The last Type R was notable for being the only car in its class to have an aero package advanced enough to provide negative lift. So what about now? We have good news on that front, with Kakinuma-san confirming that’s the case once again, and also that negative lift “has been further increased”.
So, if we have more downforce this time, that must mean more drag, and therefore a lower top speed, right? Thankfully not. “Increasing the downforce by sacrificing the drag is something anybody can do, but that wouldn’t be very smart,” Kakinuma-san says, adding: “We put all our emphasis on improving the drag to lift balance, so we can increase the downforce but still reduce the drag”.

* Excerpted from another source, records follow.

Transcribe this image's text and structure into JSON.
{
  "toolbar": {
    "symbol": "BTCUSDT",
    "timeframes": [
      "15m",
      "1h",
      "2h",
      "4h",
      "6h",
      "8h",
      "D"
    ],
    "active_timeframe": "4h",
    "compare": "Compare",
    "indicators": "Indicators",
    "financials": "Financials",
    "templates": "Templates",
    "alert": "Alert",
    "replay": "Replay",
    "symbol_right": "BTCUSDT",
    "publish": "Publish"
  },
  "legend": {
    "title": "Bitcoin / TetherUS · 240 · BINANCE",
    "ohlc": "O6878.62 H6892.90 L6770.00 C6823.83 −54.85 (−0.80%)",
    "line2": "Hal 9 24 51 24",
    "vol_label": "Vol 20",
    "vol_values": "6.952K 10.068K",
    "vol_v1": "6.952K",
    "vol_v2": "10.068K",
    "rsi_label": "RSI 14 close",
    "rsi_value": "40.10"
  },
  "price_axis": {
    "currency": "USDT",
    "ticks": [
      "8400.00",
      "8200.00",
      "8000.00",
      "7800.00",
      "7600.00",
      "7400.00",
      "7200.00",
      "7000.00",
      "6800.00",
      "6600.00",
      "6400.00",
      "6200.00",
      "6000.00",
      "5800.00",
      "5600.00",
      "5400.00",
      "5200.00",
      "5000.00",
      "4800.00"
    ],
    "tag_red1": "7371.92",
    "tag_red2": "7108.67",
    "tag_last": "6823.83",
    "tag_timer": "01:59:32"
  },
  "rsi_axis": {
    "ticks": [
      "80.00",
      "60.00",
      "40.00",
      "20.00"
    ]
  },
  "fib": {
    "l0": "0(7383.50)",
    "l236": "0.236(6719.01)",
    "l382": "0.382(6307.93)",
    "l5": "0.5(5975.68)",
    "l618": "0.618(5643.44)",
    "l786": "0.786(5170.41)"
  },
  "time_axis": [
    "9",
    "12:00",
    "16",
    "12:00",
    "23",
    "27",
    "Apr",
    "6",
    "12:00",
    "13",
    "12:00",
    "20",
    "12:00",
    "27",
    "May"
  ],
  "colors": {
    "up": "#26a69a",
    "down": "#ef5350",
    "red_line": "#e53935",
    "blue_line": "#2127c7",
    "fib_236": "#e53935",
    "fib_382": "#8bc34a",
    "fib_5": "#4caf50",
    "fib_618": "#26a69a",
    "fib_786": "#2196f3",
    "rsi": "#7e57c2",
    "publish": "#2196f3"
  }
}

While we were merely told that the top speed hasn’t decreased, with better aero and more power, it seems inevitable that the new Type R will at least be slightly faster than the old one at the top end. We’ll know exactly how fast when Honda releases performance figures at launch.
Here’s an important one for all you heel and toe fanatics who might have gotten a little worried at the mention of the FK8’s new rev matching feature: you can turn it off. Not only that, but we’re told you can turn it off in each of the car’s three driving modes.
Hopefully that’s given you a little more to go on than the initial announcement. For the rest of the details, and what this crazed hot hatch is like to drive, we’ll have to wait until the summer.